Las Vegas, Jan 5, 2026, 15:39 (PST)
Nvidia CEO Jensen Huang said at CES in Las Vegas on Monday that the company’s next-generation Vera Rubin AI platform is in full production and can deliver five times the artificial-intelligence computing of its previous chips when running chatbots and other applications. He said Rubin uses a proprietary kind of data to reach that gain, adding: “This is how we were able to deliver such a gigantic step up in performance.” The push comes as rivals such as Advanced Micro Devices and in-house chips from customers like Alphabet’s Google compete more aggressively for the market of running trained AI models at scale. 1
Rubin is Nvidia’s next major data-center platform after Blackwell, and the CES launch is an early marker for cloud and enterprise buyers lining up 2026 capacity. Demand is shifting from training large models to inference — the stage where companies deploy AI to answer user queries in real time — and that is where latency and cost per response become central. 2
Nvidia has said Rubin-based products will be available through partners in the second half of 2026, giving customers a timetable as they plan data-center builds. Much of the attention around the launch has centered on Nvidia’s pledge to lower cost per token, the chunks of text AI systems generate and consume. 3
Nvidia said the Rubin platform combines six chips — the Vera CPU, Rubin GPU, NVLink 6 switch, ConnectX-9 networking chip, BlueField-4 data processor and a Spectrum-6 Ethernet switch — designed as a single system rather than standalone parts. Its flagship NVL72 configuration links 72 graphics processing units, or GPUs, with 36 central processing units, or CPUs, in a rack-scale server. Nvidia said Rubin can cut inference token costs by up to 10 times and train mixture-of-experts models — systems that route tasks to specialized sub-models — with four times fewer GPUs than its Blackwell platform. 4
In a technical briefing, Nvidia described Rubin as an “AI factory” design that treats the whole rack, not a single server, as the unit of computing to keep performance steady when systems are fully loaded. The company said it is building end-to-end encryption and other security features into the rack to protect proprietary data used for training and inference. 5
Nvidia also unveiled a BlueField-4-based storage platform aimed at “context memory” — the key-value cache that helps chatbots keep track of long conversations.
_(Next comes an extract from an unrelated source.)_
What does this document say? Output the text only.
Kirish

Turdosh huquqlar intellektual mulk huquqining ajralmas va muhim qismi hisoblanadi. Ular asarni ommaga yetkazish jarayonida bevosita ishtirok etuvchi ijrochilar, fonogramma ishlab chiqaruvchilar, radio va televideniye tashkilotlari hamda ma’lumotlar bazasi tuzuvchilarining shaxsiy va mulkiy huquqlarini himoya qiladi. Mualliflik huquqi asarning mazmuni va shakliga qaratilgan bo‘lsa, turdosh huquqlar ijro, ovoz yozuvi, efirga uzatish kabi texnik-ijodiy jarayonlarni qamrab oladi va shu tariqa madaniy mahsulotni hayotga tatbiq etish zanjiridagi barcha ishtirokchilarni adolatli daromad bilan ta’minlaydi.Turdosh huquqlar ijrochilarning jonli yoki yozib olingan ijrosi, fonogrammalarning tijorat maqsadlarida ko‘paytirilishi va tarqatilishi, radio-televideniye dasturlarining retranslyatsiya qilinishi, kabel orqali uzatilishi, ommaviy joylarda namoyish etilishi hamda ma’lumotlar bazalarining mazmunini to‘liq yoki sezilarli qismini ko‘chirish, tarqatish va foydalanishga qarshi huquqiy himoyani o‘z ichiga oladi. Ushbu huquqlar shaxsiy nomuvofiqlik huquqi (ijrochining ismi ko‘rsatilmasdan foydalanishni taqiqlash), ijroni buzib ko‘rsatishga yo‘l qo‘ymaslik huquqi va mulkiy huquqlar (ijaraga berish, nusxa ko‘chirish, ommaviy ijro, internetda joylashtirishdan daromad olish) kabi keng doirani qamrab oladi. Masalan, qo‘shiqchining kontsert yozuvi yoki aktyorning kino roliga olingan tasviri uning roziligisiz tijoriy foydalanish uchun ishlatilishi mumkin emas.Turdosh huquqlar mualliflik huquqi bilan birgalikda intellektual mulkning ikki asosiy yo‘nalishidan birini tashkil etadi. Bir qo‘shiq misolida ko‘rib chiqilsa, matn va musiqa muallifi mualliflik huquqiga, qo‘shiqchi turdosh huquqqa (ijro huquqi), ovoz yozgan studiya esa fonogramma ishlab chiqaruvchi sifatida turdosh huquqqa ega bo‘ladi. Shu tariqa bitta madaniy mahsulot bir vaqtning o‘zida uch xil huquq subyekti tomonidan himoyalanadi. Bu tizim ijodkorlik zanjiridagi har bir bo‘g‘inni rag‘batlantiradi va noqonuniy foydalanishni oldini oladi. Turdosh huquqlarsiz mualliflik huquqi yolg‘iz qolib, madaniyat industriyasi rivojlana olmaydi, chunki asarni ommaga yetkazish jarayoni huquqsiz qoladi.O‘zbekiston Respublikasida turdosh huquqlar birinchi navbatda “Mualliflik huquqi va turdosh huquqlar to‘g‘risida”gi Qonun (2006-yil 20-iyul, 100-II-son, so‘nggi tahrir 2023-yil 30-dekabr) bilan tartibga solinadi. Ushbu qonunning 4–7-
The company said the system can boost tokens-per-second throughput and power efficiency by up to five times versus traditional storage by sharing that context across clusters of AI servers. 6
The company said its DGX SuperPOD reference architecture will serve as a blueprint for deploying Rubin-based systems across enterprise and research customers. Nvidia said DGX Rubin systems are designed to reduce the cost of inference token generation while supporting long-context reasoning workloads. 7
In autonomous vehicles, Nvidia said it is releasing the Alpamayo family of open AI models, simulation tools and datasets to tackle rare “long-tail” driving scenarios that are hard to cover with standard training data. The company said the package is aimed at helping developers build reasoning-based systems that can be tested in simulation before road deployment. 8
Mercedes-Benz said it will launch MB.DRIVE ASSIST PRO in the United States later this year, letting vehicles drive on city streets under driver supervision and challenging Tesla’s Full Self-Driving feature set. Mercedes put the price at $3,950 for three years and said the system uses about 30 sensors feeding a computer capable of 508 trillion operations per second. Nvidia said the new Mercedes-Benz CLA will use its DRIVE AV software and support over-the-air updates. 9
The next test for Rubin will be whether customers adopt Nvidia’s proprietary data approach and pay for tightly integrated racks, rather than leaning further into in-house chips or cheaper alternatives. In cars, the technology is still constrained by the requirement that drivers stay alert and ready to intervene, limiting how quickly city-street automation becomes a mass-market feature.